Meteors (“falling stars”) are objects that pass through the atmosphere, leaving a trail of light. A falling star that hits earth becomes a meteorite, usually composed of iron, stone, or a mix of the two. More than thirty meteorites have been found in Nebraska since the early 1900s.
Meteorites can range in size and weight from dust-like particles to sixty tons. The heat they generate upon hitting the atmosphere usually causes them to explode. Scientists are still unsure of their origin. Some travel in space as fast as ten to fifty miles per second.

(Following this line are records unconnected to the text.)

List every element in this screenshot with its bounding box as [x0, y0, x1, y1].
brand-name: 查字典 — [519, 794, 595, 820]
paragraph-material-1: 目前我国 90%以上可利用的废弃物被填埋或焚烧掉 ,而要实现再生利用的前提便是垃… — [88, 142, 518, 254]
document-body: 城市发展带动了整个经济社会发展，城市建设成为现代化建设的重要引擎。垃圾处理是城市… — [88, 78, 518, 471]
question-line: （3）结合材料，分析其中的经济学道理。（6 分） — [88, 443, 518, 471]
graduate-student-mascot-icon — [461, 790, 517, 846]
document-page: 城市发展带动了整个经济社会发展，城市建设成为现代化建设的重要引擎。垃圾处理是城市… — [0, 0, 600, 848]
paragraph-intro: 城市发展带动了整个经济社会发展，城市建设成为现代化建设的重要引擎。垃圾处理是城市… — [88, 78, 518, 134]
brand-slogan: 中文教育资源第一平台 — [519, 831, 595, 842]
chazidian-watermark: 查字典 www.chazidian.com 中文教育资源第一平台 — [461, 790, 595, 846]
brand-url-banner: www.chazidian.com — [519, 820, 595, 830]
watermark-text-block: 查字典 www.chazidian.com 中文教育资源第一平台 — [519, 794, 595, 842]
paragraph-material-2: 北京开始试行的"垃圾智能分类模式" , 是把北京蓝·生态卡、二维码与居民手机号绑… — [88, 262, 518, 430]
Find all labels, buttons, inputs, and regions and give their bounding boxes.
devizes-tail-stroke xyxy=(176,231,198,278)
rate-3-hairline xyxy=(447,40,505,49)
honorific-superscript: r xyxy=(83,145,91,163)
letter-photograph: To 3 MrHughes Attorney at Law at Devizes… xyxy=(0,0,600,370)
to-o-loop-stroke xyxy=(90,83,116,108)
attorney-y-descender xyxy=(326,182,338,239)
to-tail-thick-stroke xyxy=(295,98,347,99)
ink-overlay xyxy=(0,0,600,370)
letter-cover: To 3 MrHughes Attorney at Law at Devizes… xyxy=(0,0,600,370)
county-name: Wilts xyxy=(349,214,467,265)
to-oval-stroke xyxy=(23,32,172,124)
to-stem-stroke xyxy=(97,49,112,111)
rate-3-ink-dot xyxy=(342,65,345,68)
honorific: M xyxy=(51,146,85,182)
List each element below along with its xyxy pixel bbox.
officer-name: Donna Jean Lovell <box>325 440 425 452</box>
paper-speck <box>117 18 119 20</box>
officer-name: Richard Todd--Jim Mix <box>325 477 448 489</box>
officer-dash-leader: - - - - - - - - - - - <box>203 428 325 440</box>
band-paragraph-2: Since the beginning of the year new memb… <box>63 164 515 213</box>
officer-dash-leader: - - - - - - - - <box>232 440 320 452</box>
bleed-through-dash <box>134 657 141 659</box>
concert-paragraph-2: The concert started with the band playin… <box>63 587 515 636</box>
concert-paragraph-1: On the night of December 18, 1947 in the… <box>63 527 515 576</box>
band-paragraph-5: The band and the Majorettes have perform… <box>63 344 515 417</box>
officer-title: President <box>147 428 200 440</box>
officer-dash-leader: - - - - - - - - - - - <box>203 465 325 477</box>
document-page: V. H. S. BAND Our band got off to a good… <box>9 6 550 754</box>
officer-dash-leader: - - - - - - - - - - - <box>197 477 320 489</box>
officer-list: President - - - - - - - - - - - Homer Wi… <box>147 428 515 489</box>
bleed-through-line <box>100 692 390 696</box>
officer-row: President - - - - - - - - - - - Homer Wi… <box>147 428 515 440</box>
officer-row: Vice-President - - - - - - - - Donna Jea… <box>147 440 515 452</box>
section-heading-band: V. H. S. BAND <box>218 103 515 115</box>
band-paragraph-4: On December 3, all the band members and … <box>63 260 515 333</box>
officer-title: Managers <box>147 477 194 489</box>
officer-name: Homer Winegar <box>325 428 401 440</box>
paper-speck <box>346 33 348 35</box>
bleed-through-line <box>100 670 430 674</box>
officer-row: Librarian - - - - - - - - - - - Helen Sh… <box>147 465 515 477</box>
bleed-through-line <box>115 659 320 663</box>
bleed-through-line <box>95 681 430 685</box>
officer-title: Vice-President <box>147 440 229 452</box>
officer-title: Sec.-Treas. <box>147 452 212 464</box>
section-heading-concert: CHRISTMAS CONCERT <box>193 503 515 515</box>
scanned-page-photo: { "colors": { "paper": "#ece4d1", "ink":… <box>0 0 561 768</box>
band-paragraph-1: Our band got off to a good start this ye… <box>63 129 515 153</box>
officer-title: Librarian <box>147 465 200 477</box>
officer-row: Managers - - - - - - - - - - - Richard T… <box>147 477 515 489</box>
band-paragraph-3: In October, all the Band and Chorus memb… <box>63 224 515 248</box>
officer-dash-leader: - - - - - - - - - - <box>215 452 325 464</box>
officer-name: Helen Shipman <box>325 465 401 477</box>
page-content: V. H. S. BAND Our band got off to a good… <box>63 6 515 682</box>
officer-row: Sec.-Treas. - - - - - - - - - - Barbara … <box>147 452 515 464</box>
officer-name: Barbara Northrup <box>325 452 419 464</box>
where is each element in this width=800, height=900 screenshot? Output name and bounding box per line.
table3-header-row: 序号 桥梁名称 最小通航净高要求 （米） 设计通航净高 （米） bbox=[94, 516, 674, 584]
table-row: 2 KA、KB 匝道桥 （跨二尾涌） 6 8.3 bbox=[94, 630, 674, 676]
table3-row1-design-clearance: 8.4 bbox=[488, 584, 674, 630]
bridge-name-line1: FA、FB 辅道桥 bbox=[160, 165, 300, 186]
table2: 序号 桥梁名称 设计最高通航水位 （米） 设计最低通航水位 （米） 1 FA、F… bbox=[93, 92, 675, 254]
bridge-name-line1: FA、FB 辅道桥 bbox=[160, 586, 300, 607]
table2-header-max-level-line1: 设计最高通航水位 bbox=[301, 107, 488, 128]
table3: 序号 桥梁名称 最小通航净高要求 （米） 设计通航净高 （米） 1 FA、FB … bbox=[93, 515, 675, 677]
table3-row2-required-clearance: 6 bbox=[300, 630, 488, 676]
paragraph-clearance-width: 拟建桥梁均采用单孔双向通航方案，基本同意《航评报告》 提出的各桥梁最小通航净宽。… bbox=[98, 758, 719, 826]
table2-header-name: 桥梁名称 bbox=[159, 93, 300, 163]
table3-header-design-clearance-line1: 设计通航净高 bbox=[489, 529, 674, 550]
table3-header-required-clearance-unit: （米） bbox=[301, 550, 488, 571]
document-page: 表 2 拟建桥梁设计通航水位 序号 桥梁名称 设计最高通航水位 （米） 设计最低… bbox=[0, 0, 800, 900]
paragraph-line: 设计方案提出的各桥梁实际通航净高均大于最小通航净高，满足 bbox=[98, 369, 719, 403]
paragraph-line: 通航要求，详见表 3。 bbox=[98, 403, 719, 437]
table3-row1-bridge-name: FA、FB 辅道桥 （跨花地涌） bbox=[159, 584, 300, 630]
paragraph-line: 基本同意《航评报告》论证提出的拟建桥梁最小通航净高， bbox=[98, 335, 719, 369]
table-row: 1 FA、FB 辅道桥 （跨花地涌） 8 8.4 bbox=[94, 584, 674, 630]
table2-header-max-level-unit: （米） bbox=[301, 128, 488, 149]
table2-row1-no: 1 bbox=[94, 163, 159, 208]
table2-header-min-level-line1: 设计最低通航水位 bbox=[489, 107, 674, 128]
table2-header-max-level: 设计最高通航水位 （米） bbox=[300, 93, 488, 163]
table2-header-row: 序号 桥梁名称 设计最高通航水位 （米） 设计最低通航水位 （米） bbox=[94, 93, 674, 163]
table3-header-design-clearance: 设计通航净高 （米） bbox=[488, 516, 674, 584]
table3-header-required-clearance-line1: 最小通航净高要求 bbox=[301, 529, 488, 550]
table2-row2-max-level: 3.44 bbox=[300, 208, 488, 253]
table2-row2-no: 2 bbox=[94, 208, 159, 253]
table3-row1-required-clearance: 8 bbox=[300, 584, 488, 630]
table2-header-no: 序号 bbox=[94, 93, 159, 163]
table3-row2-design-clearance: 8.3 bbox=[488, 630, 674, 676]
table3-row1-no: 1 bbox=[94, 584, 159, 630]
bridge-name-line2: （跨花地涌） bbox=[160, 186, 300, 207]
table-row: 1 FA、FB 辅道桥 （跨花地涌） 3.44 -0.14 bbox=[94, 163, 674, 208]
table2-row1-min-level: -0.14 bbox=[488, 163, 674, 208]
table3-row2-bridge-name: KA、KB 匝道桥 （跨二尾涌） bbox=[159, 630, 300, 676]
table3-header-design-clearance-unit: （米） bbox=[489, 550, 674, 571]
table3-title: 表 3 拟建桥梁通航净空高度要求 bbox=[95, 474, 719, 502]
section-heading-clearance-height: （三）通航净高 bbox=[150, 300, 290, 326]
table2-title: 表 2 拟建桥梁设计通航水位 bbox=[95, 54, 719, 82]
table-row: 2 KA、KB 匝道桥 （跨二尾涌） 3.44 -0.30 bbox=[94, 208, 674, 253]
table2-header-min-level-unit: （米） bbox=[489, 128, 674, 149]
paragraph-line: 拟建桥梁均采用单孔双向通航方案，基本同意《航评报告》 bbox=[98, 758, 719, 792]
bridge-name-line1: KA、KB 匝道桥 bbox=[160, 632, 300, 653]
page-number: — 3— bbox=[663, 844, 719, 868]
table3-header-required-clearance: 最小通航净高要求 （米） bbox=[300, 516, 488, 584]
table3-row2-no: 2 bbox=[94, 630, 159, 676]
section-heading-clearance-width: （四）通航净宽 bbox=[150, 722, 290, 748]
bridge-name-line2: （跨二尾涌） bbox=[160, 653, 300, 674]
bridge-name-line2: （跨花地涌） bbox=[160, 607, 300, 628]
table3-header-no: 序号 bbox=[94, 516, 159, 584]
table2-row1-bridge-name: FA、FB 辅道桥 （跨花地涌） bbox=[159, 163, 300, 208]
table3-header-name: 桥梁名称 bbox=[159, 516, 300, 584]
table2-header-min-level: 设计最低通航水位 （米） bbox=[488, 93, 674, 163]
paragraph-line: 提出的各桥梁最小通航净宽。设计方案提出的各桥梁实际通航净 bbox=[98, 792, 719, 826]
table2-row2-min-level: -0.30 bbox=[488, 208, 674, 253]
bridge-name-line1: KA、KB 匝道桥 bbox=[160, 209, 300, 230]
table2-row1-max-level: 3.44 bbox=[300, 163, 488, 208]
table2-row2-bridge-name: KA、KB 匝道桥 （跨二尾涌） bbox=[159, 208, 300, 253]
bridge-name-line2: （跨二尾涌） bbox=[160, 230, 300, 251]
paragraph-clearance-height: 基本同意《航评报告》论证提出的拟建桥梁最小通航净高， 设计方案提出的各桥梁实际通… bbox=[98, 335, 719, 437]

One spectacular meteor in Nebraska history fell February 18, 1948, and was seen over a six-state area. Some scientists believe it to have been one of the largest meteors ever observed falling. The Beaver City Times-Tribune, February 26, 1948, reported:
“A brilliant explosion high in the air was seen [February 18] in Kansas, Oklahoma, Texas, Colorado, Nebraska, and New Mexico. Civil aeronautics officials and astronomers, including Dr. Oliver C. Collins of the University of Nebr., expressed the opinion the explosion came from a meteor.” The August 26, 1948, issue of the Times-Tribune noted that over one thousand fragments had subsequently been recovered. One of the largest was found southwest of Beaver City near the Kansas-Nebraska border and was acquired by the University of Nebraska and the University of New Mexico.